Artikel 2 Wijze van meten
Bij toepassing van deze regels wordt als volgt gemeten:
a. de dakhelling:
langs het dakvlak ten opzichte van het horizontale vlak;
b. de goothoogte van een bouwwerk:
vanaf het peil tot aan de bovenkant van de goot c.q. de druiplijn, het boeibord of een daarmee gelijk te stellen constructiedeel;
c. de inhoud van een bouwwerk:
tussen de onderzijde van de begane grondvloer, de buitenzijde van de gevels (en/of het hart van de scheidingsmuren) en de buitenzijde van daken en dakkapellen;
d. de bouwhoogte van een bouwwerk:
vanaf het peil tot aan het hoogste punt van een gebouw of van een bouwwerk, geen gebouw zijnde, met uitzondering van ondergeschikte bouwonderdelen, zoals schoorstenen, antennes, en naar de aard daarmee gelijk te stellen bouwonderdelen;
e. de oppervlakte van een bouwwerk:
tussen de buitenwerkse gevelvlakken en/of het hart van de scheidingsmuren, neerwaarts geprojecteerd op het gemiddelde niveau van het afgewerkte bouwterrein ter plaatse van het bouwwerk;
f. de afstand tot de (zijdelingse) grens van een bouwperceel:
vanaf enig punt van een bouwwerk tot de (zijdelingse) grens van een bouwperceel.
Bij de toepassing van het bepaalde ten aanzien van het bouwen, worden ondergeschikte bouwdelen als:
1. plinten, pilasters, kozijnen, gevelversieringen, ventilatiekanalen, schoorstenen, gevel- en kroonlijsten;
2. erkers die voldoen aan de bouwregels;
3. overstekende daken en/of luifels kleiner dan 0,5 m;
4. balkons die minder dan 1 m buiten de gevel steken;
buiten beschouwing gelaten.
HOOFDSTUK 2 Bestemmingsregels
Artikel 3 Agrarisch met waarden
3.1 Bestemmingsomschrijving
De voor 'agrarisch met waarden' aangewezen gronden zijn bestemd voor:
a. agrarische cultuurgrond;
b. kwekerij, uitsluitend ter plaatse van de aanduiding 'specifieke vorm van agrarisch - kwekerij’;
c. wonen ten dienste van het bedrijf, al dan niet in combinatie met een aan huis verbonden beroep;
met daaraan ondergeschikt:
d. detailhandel, uitsluitend ter plaatse van de aanduiding ‘specifieke vorm van agrarisch – kwekerji’;
e. parkeerterrein, ter plaatse van de aanduiding ‘parkeerterrein’
f. groenvoorzieningen en water;
g. infrastructurele voorzieningen;
h. openbare nutsvoorzieningen;
i. waterhuishoudkundige voorzieningen;
met de daarbij behorende:
j. tuinen, erven en terreinen.
3.2 Bouwregels
a.

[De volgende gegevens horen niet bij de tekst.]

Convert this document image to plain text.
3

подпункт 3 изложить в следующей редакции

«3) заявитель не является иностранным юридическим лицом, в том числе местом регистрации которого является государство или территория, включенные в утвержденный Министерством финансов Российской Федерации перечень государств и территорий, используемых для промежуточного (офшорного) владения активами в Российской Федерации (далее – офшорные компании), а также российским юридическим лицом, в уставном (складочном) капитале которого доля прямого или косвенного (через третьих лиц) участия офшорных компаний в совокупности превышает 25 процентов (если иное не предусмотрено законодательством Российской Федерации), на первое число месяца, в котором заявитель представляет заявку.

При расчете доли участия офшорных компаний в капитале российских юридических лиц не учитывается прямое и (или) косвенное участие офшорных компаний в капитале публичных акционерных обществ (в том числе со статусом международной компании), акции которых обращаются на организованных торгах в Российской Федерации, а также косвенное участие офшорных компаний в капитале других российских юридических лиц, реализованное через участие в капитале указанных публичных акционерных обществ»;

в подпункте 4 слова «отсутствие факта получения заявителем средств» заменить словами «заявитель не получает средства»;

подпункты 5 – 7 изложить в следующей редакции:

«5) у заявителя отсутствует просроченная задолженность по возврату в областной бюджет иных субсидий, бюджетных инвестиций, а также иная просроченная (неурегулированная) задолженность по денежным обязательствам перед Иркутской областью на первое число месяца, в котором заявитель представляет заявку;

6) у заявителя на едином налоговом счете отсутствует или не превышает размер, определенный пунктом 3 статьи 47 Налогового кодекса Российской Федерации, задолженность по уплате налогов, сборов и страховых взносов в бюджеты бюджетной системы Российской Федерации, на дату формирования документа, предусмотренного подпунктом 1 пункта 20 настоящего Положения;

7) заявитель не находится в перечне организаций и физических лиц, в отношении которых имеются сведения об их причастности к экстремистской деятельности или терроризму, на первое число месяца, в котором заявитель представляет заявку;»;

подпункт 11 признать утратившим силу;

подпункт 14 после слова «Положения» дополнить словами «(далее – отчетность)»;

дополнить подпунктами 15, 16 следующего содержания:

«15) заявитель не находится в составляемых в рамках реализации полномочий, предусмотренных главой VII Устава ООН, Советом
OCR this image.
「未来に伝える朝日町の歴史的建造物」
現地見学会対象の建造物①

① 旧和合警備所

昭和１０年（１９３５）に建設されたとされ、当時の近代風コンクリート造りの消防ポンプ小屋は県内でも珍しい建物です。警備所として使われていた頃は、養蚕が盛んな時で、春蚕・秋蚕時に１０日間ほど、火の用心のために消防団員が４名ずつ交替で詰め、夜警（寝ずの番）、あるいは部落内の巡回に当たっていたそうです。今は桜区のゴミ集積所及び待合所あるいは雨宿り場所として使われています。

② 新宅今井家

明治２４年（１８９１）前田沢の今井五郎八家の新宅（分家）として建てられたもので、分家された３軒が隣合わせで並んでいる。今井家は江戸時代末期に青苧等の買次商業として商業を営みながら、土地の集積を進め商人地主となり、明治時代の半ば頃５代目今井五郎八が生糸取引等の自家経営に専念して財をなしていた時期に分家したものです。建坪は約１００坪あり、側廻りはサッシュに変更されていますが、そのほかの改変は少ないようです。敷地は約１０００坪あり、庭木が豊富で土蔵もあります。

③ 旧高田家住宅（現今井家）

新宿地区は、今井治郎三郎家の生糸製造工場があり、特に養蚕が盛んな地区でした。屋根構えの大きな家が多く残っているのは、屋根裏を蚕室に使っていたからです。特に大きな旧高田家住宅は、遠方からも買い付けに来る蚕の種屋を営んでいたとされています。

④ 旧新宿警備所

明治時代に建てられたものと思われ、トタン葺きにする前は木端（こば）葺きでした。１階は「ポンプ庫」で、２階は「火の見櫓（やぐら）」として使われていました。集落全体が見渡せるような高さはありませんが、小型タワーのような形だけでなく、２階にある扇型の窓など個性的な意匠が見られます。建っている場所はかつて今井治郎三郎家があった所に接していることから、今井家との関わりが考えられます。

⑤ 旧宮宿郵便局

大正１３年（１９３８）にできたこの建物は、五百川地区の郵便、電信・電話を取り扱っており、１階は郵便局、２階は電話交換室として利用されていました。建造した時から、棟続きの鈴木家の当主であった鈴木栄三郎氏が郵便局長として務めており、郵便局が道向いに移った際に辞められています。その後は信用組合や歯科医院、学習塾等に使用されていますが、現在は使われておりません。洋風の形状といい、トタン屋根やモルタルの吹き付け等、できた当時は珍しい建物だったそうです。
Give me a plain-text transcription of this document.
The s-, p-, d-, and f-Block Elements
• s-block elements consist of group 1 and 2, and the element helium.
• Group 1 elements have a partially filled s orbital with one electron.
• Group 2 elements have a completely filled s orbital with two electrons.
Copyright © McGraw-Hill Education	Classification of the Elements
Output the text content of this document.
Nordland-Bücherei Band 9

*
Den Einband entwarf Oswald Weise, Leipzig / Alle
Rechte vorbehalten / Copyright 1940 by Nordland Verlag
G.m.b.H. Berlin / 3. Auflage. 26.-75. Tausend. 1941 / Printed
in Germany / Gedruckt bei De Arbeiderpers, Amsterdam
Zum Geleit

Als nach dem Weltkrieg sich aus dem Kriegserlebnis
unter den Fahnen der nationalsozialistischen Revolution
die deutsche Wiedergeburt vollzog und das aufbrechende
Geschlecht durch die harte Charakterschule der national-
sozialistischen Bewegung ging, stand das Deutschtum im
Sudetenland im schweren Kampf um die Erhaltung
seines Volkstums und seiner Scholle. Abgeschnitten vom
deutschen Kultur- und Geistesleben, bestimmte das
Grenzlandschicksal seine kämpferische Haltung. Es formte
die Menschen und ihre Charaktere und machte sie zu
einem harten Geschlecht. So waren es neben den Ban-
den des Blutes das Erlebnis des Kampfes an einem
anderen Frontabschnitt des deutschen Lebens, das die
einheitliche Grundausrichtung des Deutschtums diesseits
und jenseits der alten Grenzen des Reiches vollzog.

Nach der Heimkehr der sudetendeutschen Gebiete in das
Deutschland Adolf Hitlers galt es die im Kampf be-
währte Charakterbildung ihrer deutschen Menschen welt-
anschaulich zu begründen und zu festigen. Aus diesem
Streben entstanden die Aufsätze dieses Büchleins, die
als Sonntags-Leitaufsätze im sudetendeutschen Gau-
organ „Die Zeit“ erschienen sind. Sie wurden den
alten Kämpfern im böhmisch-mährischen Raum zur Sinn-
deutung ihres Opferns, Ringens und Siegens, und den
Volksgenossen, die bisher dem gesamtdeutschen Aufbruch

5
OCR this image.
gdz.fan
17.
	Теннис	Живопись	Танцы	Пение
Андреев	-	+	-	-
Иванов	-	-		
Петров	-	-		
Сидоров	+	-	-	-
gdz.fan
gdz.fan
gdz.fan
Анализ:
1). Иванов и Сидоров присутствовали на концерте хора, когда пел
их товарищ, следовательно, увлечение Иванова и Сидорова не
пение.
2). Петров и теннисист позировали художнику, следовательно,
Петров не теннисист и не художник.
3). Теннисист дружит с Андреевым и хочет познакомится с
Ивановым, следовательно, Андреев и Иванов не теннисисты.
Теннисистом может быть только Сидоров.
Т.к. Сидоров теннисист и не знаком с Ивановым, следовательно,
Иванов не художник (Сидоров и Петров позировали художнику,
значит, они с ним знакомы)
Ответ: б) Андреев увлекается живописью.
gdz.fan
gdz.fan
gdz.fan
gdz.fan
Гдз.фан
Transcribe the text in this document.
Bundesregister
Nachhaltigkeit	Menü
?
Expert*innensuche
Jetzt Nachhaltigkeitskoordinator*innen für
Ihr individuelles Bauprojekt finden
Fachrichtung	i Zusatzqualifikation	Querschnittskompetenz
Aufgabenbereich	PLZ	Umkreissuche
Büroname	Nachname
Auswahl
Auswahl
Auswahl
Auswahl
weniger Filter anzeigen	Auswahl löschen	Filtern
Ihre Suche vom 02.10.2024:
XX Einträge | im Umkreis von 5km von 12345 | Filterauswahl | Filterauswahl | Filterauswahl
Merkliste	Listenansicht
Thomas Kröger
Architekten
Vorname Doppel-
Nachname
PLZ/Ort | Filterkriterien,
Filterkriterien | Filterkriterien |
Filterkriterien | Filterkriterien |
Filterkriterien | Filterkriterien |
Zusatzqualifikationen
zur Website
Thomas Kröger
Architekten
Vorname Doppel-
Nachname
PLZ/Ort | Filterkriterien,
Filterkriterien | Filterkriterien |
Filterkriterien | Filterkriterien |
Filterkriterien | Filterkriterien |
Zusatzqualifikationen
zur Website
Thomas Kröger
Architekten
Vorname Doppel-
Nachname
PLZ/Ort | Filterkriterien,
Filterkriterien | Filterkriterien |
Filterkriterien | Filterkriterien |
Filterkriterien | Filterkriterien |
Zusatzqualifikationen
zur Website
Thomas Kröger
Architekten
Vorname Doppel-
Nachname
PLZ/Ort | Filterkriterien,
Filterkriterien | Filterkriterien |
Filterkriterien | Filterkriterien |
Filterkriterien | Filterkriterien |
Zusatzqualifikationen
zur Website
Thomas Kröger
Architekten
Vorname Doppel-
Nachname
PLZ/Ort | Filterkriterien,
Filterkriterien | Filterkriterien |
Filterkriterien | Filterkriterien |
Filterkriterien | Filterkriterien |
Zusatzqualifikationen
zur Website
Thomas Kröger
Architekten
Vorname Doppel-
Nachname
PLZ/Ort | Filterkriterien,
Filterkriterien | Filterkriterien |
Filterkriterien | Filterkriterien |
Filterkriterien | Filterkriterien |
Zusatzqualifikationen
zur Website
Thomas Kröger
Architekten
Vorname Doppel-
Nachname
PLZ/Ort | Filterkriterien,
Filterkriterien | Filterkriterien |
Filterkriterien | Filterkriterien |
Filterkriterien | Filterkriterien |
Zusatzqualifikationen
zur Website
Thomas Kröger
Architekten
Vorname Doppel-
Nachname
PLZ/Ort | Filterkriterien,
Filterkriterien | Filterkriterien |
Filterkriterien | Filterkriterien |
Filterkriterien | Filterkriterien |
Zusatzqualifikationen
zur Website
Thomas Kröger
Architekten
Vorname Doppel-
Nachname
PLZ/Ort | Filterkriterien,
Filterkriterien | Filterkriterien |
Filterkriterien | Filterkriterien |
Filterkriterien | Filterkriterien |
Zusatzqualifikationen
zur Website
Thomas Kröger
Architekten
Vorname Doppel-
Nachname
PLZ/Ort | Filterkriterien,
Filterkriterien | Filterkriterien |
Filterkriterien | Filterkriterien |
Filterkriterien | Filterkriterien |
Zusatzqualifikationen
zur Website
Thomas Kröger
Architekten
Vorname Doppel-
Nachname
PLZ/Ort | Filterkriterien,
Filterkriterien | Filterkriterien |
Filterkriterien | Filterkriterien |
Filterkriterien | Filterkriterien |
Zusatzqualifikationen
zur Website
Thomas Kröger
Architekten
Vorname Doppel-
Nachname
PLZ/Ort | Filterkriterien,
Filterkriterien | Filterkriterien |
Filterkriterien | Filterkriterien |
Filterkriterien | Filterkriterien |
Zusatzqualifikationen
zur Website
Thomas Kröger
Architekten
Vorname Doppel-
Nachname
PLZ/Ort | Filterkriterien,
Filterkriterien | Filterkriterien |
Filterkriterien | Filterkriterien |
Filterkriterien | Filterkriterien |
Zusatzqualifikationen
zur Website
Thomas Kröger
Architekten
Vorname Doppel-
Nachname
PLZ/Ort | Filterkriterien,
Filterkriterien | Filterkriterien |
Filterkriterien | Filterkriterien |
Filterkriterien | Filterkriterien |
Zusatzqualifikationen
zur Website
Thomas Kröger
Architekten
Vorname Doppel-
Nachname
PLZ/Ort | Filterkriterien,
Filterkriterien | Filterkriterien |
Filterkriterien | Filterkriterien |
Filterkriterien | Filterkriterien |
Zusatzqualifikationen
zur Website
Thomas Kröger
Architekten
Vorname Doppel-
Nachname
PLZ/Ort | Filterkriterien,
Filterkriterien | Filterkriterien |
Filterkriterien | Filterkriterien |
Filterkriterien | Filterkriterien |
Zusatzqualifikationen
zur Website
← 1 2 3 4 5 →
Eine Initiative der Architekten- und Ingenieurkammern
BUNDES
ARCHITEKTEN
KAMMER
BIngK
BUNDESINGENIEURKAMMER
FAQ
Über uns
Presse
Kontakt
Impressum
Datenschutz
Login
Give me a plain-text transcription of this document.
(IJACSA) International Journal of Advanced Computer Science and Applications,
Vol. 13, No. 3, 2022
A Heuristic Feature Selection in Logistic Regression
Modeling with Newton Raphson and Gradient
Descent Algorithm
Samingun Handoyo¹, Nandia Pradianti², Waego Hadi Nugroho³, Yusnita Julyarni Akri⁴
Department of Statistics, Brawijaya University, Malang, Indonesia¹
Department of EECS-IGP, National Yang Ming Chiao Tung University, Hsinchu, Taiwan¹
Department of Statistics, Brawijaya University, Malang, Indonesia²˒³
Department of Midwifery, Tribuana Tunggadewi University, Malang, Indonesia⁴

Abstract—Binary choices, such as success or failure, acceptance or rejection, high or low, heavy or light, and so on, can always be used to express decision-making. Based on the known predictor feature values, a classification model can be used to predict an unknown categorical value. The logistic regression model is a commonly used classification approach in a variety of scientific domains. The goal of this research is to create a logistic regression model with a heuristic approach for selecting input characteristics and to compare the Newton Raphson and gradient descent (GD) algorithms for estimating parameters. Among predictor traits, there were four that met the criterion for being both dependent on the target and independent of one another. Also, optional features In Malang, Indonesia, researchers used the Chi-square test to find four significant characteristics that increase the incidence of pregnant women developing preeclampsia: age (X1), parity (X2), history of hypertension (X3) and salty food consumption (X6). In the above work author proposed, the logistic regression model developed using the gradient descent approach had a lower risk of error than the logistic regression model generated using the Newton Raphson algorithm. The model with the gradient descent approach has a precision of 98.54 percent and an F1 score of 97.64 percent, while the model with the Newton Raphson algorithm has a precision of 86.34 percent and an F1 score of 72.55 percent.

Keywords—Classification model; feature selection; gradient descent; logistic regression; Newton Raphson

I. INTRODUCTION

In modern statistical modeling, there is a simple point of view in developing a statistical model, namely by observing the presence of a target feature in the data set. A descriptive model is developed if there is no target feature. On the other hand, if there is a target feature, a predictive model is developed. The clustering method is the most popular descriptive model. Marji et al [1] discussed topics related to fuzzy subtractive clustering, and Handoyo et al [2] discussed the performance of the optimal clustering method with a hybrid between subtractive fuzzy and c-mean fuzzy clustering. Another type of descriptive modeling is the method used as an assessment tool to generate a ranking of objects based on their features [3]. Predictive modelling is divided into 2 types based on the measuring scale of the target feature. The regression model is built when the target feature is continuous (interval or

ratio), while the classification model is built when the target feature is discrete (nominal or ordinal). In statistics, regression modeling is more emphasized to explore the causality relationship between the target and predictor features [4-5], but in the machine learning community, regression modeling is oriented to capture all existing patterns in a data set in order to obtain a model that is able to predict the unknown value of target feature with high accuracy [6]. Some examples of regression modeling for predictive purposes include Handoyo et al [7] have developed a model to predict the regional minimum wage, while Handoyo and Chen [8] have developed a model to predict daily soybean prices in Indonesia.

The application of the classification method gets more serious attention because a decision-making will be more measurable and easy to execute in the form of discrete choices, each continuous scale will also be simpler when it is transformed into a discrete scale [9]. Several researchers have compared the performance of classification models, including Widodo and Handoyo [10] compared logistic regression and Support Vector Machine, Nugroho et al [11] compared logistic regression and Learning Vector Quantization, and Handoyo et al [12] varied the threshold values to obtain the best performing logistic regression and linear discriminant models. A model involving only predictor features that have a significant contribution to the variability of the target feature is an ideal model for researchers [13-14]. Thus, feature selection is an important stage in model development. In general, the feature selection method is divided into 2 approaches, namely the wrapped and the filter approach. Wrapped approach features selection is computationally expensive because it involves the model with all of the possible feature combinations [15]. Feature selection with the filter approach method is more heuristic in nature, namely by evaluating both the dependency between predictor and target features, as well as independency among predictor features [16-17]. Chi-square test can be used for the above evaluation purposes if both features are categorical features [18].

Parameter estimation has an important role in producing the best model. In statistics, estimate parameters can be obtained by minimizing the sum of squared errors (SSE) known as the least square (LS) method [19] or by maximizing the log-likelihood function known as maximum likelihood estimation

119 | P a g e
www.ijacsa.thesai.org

Voor het bouwen van gebouwen en overkappingen gelden de volgende regels:
1. de gebouwen en overkappingen, met uitzondering van erkers, dienen binnen een bouwvlak te worden gebouwd;
2. bedrijfsgebouwen dienen achter de achtergevel van het hoofdgebouw (met daarin de bedrijfswoning) te worden gebouwd;
3. het aantal bedrijfswoningen bedraagt maximaal één;
4. de oppervlakte van een niet-inpandige bedrijfswoning bedraagt maximaal 150 m2;
5. de goot- en bouwhoogten van de gebouwen en overkappingen bedragen niet meer dan respectievelijk 5 m en 12 m, met dien verstande dat de bouwhoogte van kassen niet meer mag bedragen dan 5 m en de goot- en bouwhoogte van niet-inpandige bedrijfswoningen niet meer mogen bedragen dan respectievelijk 3,5 m en 9 m;
6. een erker mag het bouwvlak overschrijden, mits de afstand van de voorgevel van de erker tot de perceelsgrens minimaal 3,5 m bedraagt;
7. de breedte van de erker mag, buitenwerks gemeten, maximaal 50% van de breedte van de gevel van het hoofdgebouw waarin de erker wordt geplaatst, bedragen;
8. de diepte van de erker mag, buitenwerks gemeten, maximaal 1,5 m bedragen;
9. de bouwhoogte van de erker mag maximaal 3 m bedragen.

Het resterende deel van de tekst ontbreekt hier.